Make sure all the Spark versions are matching, the current default version is 3.0.1:

  • Go to the Spark UI to verify the version of the Spark cluster
  • Run spark-shell --version to verify the version of the Spark binary installed in the workspace
  • Run pip list | grep pyspark to verify the version of the PySpark library

Check the JupyterLab workspace Dockerfile to change the version of Spark installed in the workspace, and see how you can download and install a new version of the Spark binary.

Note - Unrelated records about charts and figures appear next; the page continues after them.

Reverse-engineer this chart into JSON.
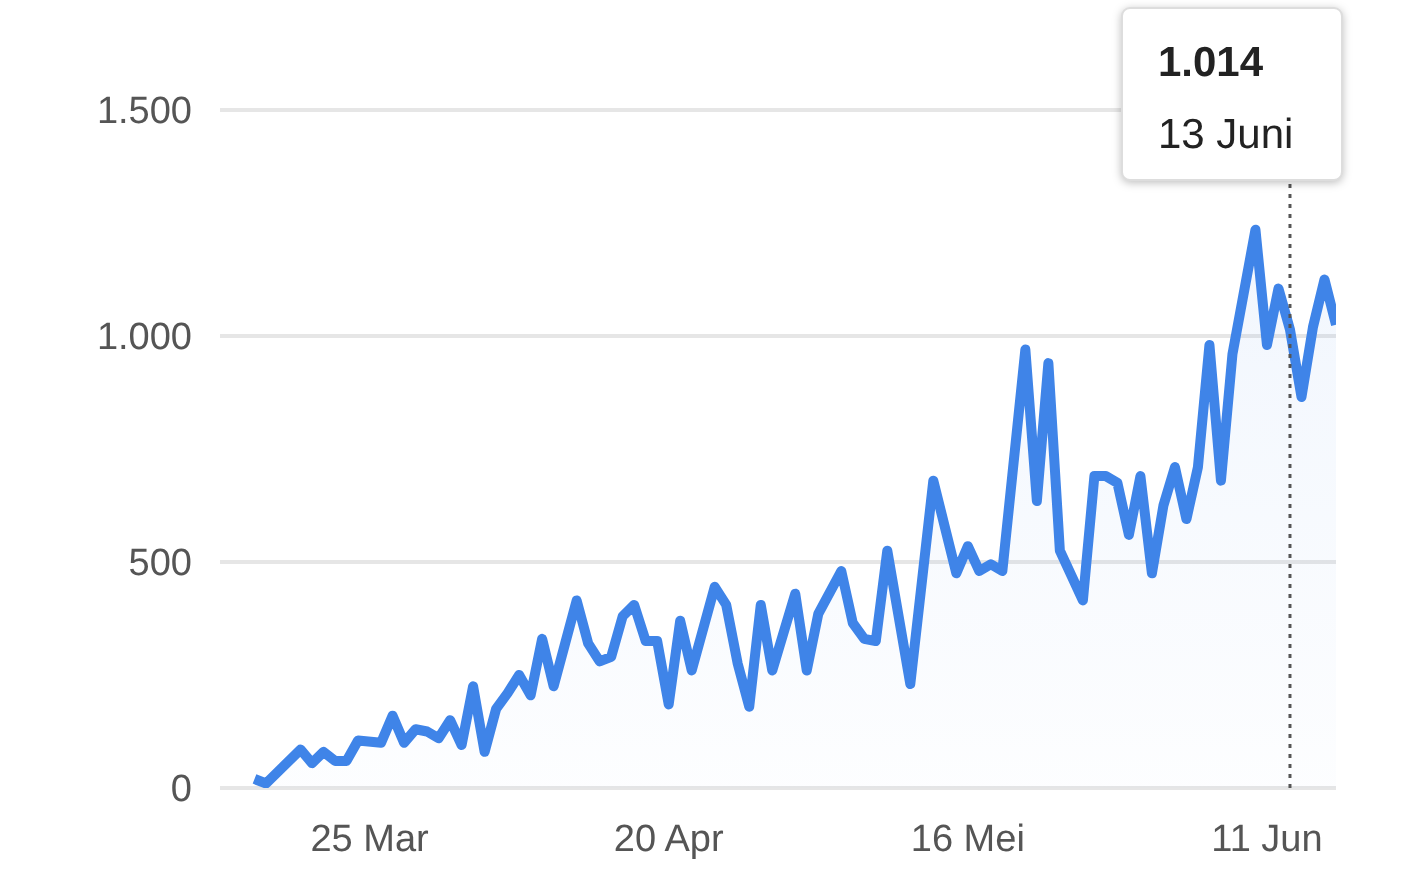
{
  "chart_data": {
    "type": "area",
    "x": [
      "--03-15",
      "--03-16",
      "--03-19",
      "--03-20",
      "--03-21",
      "--03-22",
      "--03-23",
      "--03-24",
      "--03-26",
      "--03-27",
      "--03-28",
      "--03-29",
      "--03-30",
      "--03-31",
      "--04-01",
      "--04-02",
      "--04-03",
      "--04-04",
      "--04-05",
      "--04-06",
      "--04-07",
      "--04-08",
      "--04-09",
      "--04-10",
      "--04-11",
      "--04-12",
      "--04-13",
      "--04-14",
      "--04-15",
      "--04-16",
      "--04-17",
      "--04-18",
      "--04-19",
      "--04-20",
      "--04-21",
      "--04-22",
      "--04-24",
      "--04-25",
      "--04-26",
      "--04-27",
      "--04-28",
      "--04-29",
      "--05-01",
      "--05-02",
      "--05-03",
      "--05-05",
      "--05-06",
      "--05-07",
      "--05-08",
      "--05-09",
      "--05-11",
      "--05-13",
      "--05-15",
      "--05-16",
      "--05-17",
      "--05-18",
      "--05-19",
      "--05-21",
      "--05-22",
      "--05-23",
      "--05-24",
      "--05-26",
      "--05-27",
      "--05-28",
      "--05-29",
      "--05-30",
      "--05-31",
      "--06-01",
      "--06-02",
      "--06-03",
      "--06-04",
      "--06-05",
      "--06-06",
      "--06-07",
      "--06-08",
      "--06-10",
      "--06-11",
      "--06-12",
      "--06-13",
      "--06-14",
      "--06-15",
      "--06-16",
      "--06-17"
    ],
    "series": [
      {
        "color": "#3f84e8",
        "values": [
          20,
          10,
          85,
          55,
          80,
          60,
          60,
          105,
          100,
          160,
          100,
          130,
          125,
          110,
          150,
          95,
          225,
          80,
          175,
          210,
          250,
          205,
          330,
          225,
          320,
          415,
          320,
          280,
          290,
          380,
          405,
          325,
          325,
          185,
          370,
          260,
          445,
          405,
          275,
          180,
          405,
          260,
          430,
          260,
          385,
          480,
          365,
          330,
          325,
          525,
          230,
          680,
          475,
          535,
          480,
          495,
          480,
          970,
          635,
          940,
          525,
          415,
          690,
          690,
          675,
          560,
          690,
          475,
          625,
          710,
          595,
          710,
          980,
          680,
          960,
          1235,
          980,
          1105,
          1014,
          865,
          1020,
          1125,
          1025
        ]
      }
    ],
    "xlim": [
      "--03-12",
      "--06-17"
    ],
    "xticks": [
      {
        "value": "--03-25",
        "label": "25 Mar"
      },
      {
        "value": "--04-20",
        "label": "20 Apr"
      },
      {
        "value": "--05-16",
        "label": "16 Mei"
      },
      {
        "value": "--06-11",
        "label": "11 Jun"
      }
    ],
    "ylim": [
      0,
      1500
    ],
    "yticks": [
      0,
      {
        "value": 500,
        "label": "500"
      },
      {
        "value": 1000,
        "label": "1.000"
      },
      {
        "value": 1500,
        "label": "1.500"
      }
    ],
    "grid": "y",
    "ref_lines": [
      {
        "axis": "x",
        "value": "--06-13",
        "color": "#555555",
        "line_style": "dotted"
      }
    ],
    "annotations": [
      "1.014",
      "13 Juni"
    ]
  }
}
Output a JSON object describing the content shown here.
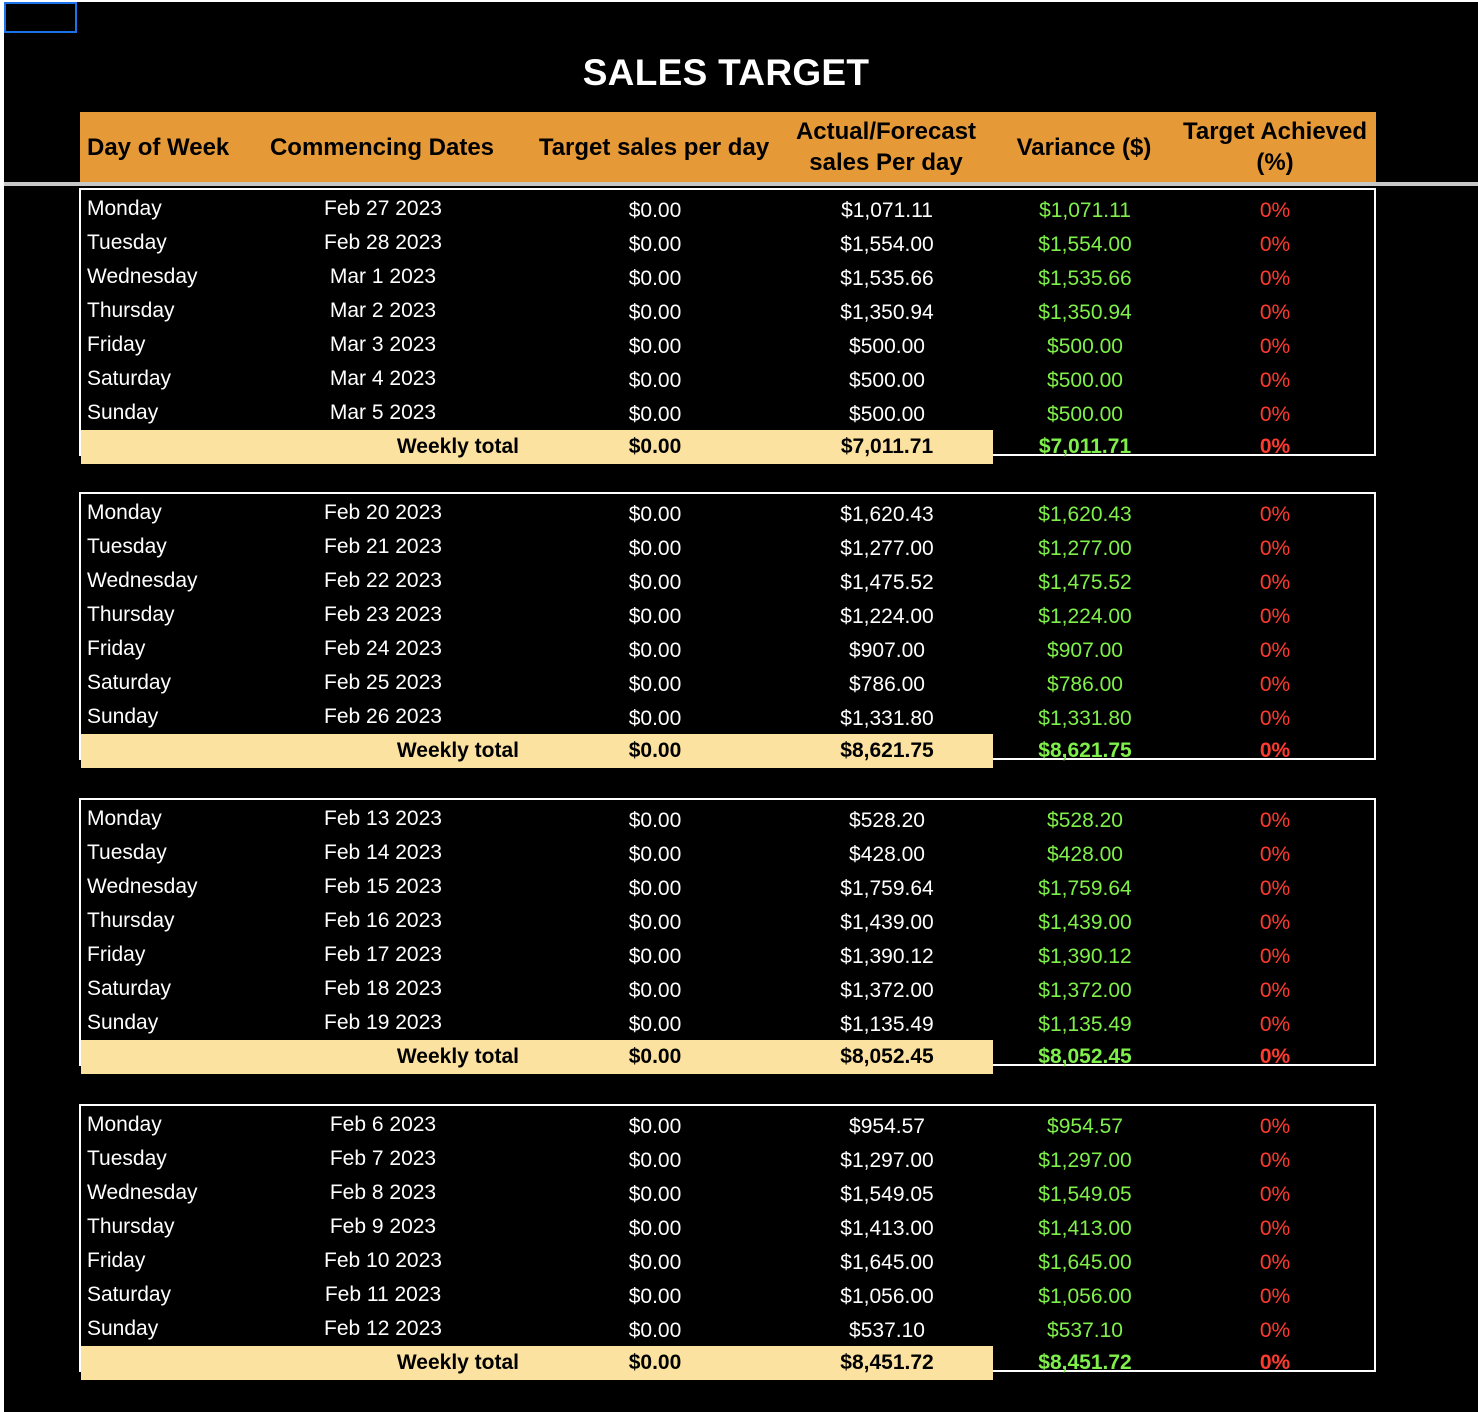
{
  "title": "SALES TARGET",
  "headers": {
    "day": "Day of Week",
    "dates": "Commencing Dates",
    "target": "Target sales per day",
    "actual_line1": "Actual/Forecast",
    "actual_line2": "sales Per day",
    "variance": "Variance ($)",
    "achieved_line1": "Target Achieved",
    "achieved_line2": "(%)"
  },
  "colors": {
    "header_bg": "#e69a37",
    "total_bg": "#fbe2a0",
    "variance_text": "#7ff04a",
    "achieved_text": "#ff3b30",
    "sheet_bg": "#000000"
  },
  "total_label": "Weekly total",
  "weeks": [
    {
      "rows": [
        {
          "day": "Monday",
          "date": "Feb 27 2023",
          "target": "$0.00",
          "actual": "$1,071.11",
          "variance": "$1,071.11",
          "achieved": "0%"
        },
        {
          "day": "Tuesday",
          "date": "Feb 28 2023",
          "target": "$0.00",
          "actual": "$1,554.00",
          "variance": "$1,554.00",
          "achieved": "0%"
        },
        {
          "day": "Wednesday",
          "date": "Mar 1 2023",
          "target": "$0.00",
          "actual": "$1,535.66",
          "variance": "$1,535.66",
          "achieved": "0%"
        },
        {
          "day": "Thursday",
          "date": "Mar 2 2023",
          "target": "$0.00",
          "actual": "$1,350.94",
          "variance": "$1,350.94",
          "achieved": "0%"
        },
        {
          "day": "Friday",
          "date": "Mar 3 2023",
          "target": "$0.00",
          "actual": "$500.00",
          "variance": "$500.00",
          "achieved": "0%"
        },
        {
          "day": "Saturday",
          "date": "Mar 4 2023",
          "target": "$0.00",
          "actual": "$500.00",
          "variance": "$500.00",
          "achieved": "0%"
        },
        {
          "day": "Sunday",
          "date": "Mar 5 2023",
          "target": "$0.00",
          "actual": "$500.00",
          "variance": "$500.00",
          "achieved": "0%"
        }
      ],
      "total": {
        "target": "$0.00",
        "actual": "$7,011.71",
        "variance": "$7,011.71",
        "achieved": "0%"
      }
    },
    {
      "rows": [
        {
          "day": "Monday",
          "date": "Feb 20 2023",
          "target": "$0.00",
          "actual": "$1,620.43",
          "variance": "$1,620.43",
          "achieved": "0%"
        },
        {
          "day": "Tuesday",
          "date": "Feb 21 2023",
          "target": "$0.00",
          "actual": "$1,277.00",
          "variance": "$1,277.00",
          "achieved": "0%"
        },
        {
          "day": "Wednesday",
          "date": "Feb 22 2023",
          "target": "$0.00",
          "actual": "$1,475.52",
          "variance": "$1,475.52",
          "achieved": "0%"
        },
        {
          "day": "Thursday",
          "date": "Feb 23 2023",
          "target": "$0.00",
          "actual": "$1,224.00",
          "variance": "$1,224.00",
          "achieved": "0%"
        },
        {
          "day": "Friday",
          "date": "Feb 24 2023",
          "target": "$0.00",
          "actual": "$907.00",
          "variance": "$907.00",
          "achieved": "0%"
        },
        {
          "day": "Saturday",
          "date": "Feb 25 2023",
          "target": "$0.00",
          "actual": "$786.00",
          "variance": "$786.00",
          "achieved": "0%"
        },
        {
          "day": "Sunday",
          "date": "Feb 26 2023",
          "target": "$0.00",
          "actual": "$1,331.80",
          "variance": "$1,331.80",
          "achieved": "0%"
        }
      ],
      "total": {
        "target": "$0.00",
        "actual": "$8,621.75",
        "variance": "$8,621.75",
        "achieved": "0%"
      }
    },
    {
      "rows": [
        {
          "day": "Monday",
          "date": "Feb 13 2023",
          "target": "$0.00",
          "actual": "$528.20",
          "variance": "$528.20",
          "achieved": "0%"
        },
        {
          "day": "Tuesday",
          "date": "Feb 14 2023",
          "target": "$0.00",
          "actual": "$428.00",
          "variance": "$428.00",
          "achieved": "0%"
        },
        {
          "day": "Wednesday",
          "date": "Feb 15 2023",
          "target": "$0.00",
          "actual": "$1,759.64",
          "variance": "$1,759.64",
          "achieved": "0%"
        },
        {
          "day": "Thursday",
          "date": "Feb 16 2023",
          "target": "$0.00",
          "actual": "$1,439.00",
          "variance": "$1,439.00",
          "achieved": "0%"
        },
        {
          "day": "Friday",
          "date": "Feb 17 2023",
          "target": "$0.00",
          "actual": "$1,390.12",
          "variance": "$1,390.12",
          "achieved": "0%"
        },
        {
          "day": "Saturday",
          "date": "Feb 18 2023",
          "target": "$0.00",
          "actual": "$1,372.00",
          "variance": "$1,372.00",
          "achieved": "0%"
        },
        {
          "day": "Sunday",
          "date": "Feb 19 2023",
          "target": "$0.00",
          "actual": "$1,135.49",
          "variance": "$1,135.49",
          "achieved": "0%"
        }
      ],
      "total": {
        "target": "$0.00",
        "actual": "$8,052.45",
        "variance": "$8,052.45",
        "achieved": "0%"
      }
    },
    {
      "rows": [
        {
          "day": "Monday",
          "date": "Feb 6 2023",
          "target": "$0.00",
          "actual": "$954.57",
          "variance": "$954.57",
          "achieved": "0%"
        },
        {
          "day": "Tuesday",
          "date": "Feb 7 2023",
          "target": "$0.00",
          "actual": "$1,297.00",
          "variance": "$1,297.00",
          "achieved": "0%"
        },
        {
          "day": "Wednesday",
          "date": "Feb 8 2023",
          "target": "$0.00",
          "actual": "$1,549.05",
          "variance": "$1,549.05",
          "achieved": "0%"
        },
        {
          "day": "Thursday",
          "date": "Feb 9 2023",
          "target": "$0.00",
          "actual": "$1,413.00",
          "variance": "$1,413.00",
          "achieved": "0%"
        },
        {
          "day": "Friday",
          "date": "Feb 10 2023",
          "target": "$0.00",
          "actual": "$1,645.00",
          "variance": "$1,645.00",
          "achieved": "0%"
        },
        {
          "day": "Saturday",
          "date": "Feb 11 2023",
          "target": "$0.00",
          "actual": "$1,056.00",
          "variance": "$1,056.00",
          "achieved": "0%"
        },
        {
          "day": "Sunday",
          "date": "Feb 12 2023",
          "target": "$0.00",
          "actual": "$537.10",
          "variance": "$537.10",
          "achieved": "0%"
        }
      ],
      "total": {
        "target": "$0.00",
        "actual": "$8,451.72",
        "variance": "$8,451.72",
        "achieved": "0%"
      }
    }
  ]
}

If you need to change the Python, Java or PySpark version in the workspace you can create a environment.yml file, for example for 2.4.5:

name: spark
channels:
- defaults
- conda-forge
- anaconda
dependencies:
- python=3.7
- openjdk=8
- ipykernel
- nb_conda_kernels
- pip
- pip:
- pyspark==2.4.5

Create the environment with conda:

mamba env create -f environment.yml

Spark UI

You can also create a route to access the Spark UI and monitor the activity on the Spark cluster:

oc expose svc/spark-cluster-ui

Get the Spark UI URL:

oc get route --selector radanalytics.io/service=ui --no-headers -o=custom-columns=HOST:.spec.host

New Spark cluster

You can create a new Spark cluster, for example here using Spark 3.0.1 with the installed Spark Operator:

cat <<EOF | oc apply -f -
apiVersion: radanalytics.io/v1
kind: SparkCluster
metadata:
name: spark-cluster
spec:
customImage: quay.io/radanalyticsio/openshift-spark:3.0.1-2
worker:
instances: '10'
memory: "4Gi"
cpu: 4
master:
instances: '1'
memory: "4Gi"
cpu: 4
env:
- name: SPARK_WORKER_CORES
value: 4
EOF

You can browse the list of available image versions here

See the Radanalytics Spark operator example configuration for more details on the Spark cluster configuration.

🗑️ Delete the deployment

Delete the running JupyterHub application and Spark cluster, including persistent volumes:

./delete_odh.sh kfctl_openshift_dsri.yaml